Failure to Maintain Wanderguard and Supervision for Elopement-Risk Resident
Penalty
Summary
The deficiency involves the facility’s failure to ensure adequate supervision and use of assistance devices to prevent accidents for one resident identified as an elopement risk. The resident had diagnoses including altered mental status, history of falling, alcohol dependence with withdrawal delirium, age-related physical debility, and metabolic encephalopathy, and an MDS BIMS score of 00 indicating severe cognitive impairment.

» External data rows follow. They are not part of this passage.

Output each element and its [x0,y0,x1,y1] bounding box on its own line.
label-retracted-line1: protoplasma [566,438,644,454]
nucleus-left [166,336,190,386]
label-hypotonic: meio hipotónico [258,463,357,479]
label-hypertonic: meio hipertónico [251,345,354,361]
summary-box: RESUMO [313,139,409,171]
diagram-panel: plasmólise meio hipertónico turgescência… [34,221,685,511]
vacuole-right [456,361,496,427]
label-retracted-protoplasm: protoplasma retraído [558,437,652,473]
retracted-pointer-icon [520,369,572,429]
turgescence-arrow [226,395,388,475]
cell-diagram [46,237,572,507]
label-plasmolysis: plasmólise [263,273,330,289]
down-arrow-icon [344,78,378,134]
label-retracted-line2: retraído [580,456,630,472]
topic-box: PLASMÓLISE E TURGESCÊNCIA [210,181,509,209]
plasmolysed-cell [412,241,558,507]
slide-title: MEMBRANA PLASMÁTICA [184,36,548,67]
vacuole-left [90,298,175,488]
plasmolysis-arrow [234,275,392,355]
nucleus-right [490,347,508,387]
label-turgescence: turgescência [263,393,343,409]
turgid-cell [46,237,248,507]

The baseline care plan identified the resident as at risk for elopement related to wandering and specified interventions including a Wanderguard on the right wrist and redirection from doors. Facility policies on elopement and accidents/supervision required elopement risk assessment at admission, development of an elopement prevention care plan, use of an alarm system to notify staff when exit doors are opened, and implementation of specific interventions to reduce risk from environmental hazards, including adequate supervision. On the survey date, the NHA identified the resident as one of two residents using the Wanderguard system, but the surveyor observed the resident alone in a wheelchair without any Wanderguard device in place and speaking incoherently about needing to meet family. A CNA confirmed the resident was supposed to always have a Wanderguard but could not locate it, and an RN then placed a Wanderguard on the resident’s ankle, stating the resident had fallen the previous night and been sent to the ED, with no ability to determine how long the resident had been without the device. The surveyor later observed the resident independently exit the room at a fast walk, cross the hall, and enter another resident’s room without a chair alarm in place, requiring immediate staff intervention and redirection. Record review showed prior documentation of wandering and attempts to go through doors looking for beer, with a Wanderguard previously placed due to elopement risk, but there was no documentation regarding whether the Wanderguard was in place before or after the fall and ED visit, no documentation of assessment upon return, and no CNA or nursing documentation of routine monitoring to ensure the Wanderguard was in place. Staff interviews indicated reliance on a binder listing residents requiring Wanderguards and a shared responsibility among all staff interacting with the resident to ensure the device was in place.